Actress Maxine Peake has unveiled a blue plaque dedicated to Beryl Burton in a ceremony watched by the cycling legend’s family.
Beryl’s husband Charlie and daughter Denise Burton-Cole saw the star reveal the plaque in Morley town centre on Sunday.
A large crowd turned out to see the unveiling in the entrance to Beryl Burton Gardens, off Queen Street.
The placing of the plaque has been a joint effort by Leeds Civic Society, Morley Town Council, the Outer South Area Committee of Leeds City Council and Morley Town Centre Management Board.
Maxine, who has starred in Dinnerladies, Shameless and Silk, was asked to carry out the unveiling as she has written a play about Beryl’s life which will be staged at the West Yorkshire Playhouse at the end of the month.

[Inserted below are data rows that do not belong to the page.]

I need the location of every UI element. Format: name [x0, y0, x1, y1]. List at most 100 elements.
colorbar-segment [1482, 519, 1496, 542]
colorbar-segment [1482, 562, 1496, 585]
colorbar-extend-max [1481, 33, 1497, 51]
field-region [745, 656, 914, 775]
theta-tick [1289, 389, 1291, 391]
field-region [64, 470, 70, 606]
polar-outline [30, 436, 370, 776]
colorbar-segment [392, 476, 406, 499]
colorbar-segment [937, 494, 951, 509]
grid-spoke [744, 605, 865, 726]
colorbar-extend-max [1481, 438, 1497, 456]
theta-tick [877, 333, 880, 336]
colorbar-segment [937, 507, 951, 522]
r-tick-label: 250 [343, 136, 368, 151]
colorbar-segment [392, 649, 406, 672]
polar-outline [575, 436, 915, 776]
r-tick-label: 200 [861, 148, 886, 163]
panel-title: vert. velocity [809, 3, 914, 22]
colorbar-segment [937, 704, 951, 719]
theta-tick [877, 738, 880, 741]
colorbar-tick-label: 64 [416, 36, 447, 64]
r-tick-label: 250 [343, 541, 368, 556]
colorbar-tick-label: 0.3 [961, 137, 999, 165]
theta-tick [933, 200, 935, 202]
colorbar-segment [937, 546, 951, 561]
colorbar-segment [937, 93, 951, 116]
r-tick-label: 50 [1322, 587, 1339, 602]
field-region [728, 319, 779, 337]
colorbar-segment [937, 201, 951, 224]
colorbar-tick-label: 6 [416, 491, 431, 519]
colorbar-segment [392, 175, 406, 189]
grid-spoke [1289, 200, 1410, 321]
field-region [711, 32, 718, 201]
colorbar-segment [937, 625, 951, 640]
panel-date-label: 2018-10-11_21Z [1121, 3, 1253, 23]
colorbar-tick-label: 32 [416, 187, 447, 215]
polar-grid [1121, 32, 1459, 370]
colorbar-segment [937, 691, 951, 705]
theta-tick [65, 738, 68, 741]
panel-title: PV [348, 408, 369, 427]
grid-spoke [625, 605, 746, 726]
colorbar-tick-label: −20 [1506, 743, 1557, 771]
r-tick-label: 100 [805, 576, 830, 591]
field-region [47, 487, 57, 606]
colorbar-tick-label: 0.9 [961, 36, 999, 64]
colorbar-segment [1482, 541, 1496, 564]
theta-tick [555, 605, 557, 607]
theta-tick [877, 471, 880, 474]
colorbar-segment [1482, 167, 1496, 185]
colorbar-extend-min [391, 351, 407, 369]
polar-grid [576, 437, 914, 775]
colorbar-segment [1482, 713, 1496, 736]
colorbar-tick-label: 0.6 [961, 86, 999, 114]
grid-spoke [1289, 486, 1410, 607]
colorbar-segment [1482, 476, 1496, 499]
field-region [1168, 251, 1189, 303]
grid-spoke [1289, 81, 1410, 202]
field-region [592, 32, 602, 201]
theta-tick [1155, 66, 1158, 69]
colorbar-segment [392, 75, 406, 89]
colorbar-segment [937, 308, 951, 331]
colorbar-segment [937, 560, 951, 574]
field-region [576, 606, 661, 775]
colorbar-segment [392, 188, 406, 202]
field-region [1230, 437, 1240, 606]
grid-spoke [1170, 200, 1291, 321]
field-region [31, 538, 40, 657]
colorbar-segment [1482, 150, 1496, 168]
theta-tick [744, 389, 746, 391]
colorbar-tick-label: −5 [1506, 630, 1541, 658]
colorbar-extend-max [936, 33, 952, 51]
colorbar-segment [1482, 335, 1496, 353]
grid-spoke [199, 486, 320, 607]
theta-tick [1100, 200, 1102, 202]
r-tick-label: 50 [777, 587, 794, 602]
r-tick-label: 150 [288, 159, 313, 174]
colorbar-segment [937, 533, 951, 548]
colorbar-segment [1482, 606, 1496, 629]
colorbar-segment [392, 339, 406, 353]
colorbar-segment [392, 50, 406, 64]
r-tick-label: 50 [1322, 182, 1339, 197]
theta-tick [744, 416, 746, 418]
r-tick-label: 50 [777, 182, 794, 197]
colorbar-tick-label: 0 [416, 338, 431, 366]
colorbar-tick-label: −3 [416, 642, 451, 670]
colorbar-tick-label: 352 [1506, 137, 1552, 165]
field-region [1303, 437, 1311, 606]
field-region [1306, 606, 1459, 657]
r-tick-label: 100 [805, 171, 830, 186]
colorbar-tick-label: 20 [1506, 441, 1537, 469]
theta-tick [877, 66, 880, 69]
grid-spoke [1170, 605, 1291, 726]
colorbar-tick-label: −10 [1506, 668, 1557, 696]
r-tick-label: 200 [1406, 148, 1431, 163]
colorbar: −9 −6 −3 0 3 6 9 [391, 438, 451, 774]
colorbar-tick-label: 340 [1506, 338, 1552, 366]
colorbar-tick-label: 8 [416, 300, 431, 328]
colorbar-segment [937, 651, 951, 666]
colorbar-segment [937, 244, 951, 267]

It originally started out as a radio play for Radio 4 but the Playhouse approached her to write a stage version for its Tour de France celebrations as part of the Yorkshire Festival.
The actress, on her first visit to Morley, said the process had been strange for her as it had been quite a short journey from the initial idea of writing about Beryl to it being brought to the stage.
“About three years ago my boyfriend bought me Beryl Burton’s autobiography,” she said. “I had never heard of her and I just thought why has someone not done a drama about this woman and why did I not know about her?”
She said it had been a privilege for her to get to know Charlie and Denise while writing the play.
“These two are so much more interesting than anything I could write,” said Maxine. “I feel like I’ve only spent a short time with Beryl but in that time I’ve come to realise I really love her!”
Denise Burton-Cole, who said the family now considered Bolton-born Maxine to be “an honourary Yorkshirewoman” said she and her father had been overwhelmed by the honour.
“It’s fabulous. I have lots of lovely memories of Morley. I would like to thank all the Morley people, the council and everyone involved as I’m sure there’s been a lot of hard work put into this,” she said.
Coun Terry Grayshon, who was one of a group of people who became a driving force in getting the blue plaque, said that although what Beryl Burton had achieved in her lifetime was remarkable things could have been very different had she been competing in the modern era of cycling.
“Had she been around to make use of the facilities and training opportunites of today it would have been overwhelming to see what she could have achieved,” he said.
Beryl opens at the West Yorkshire Playhouse on June 30.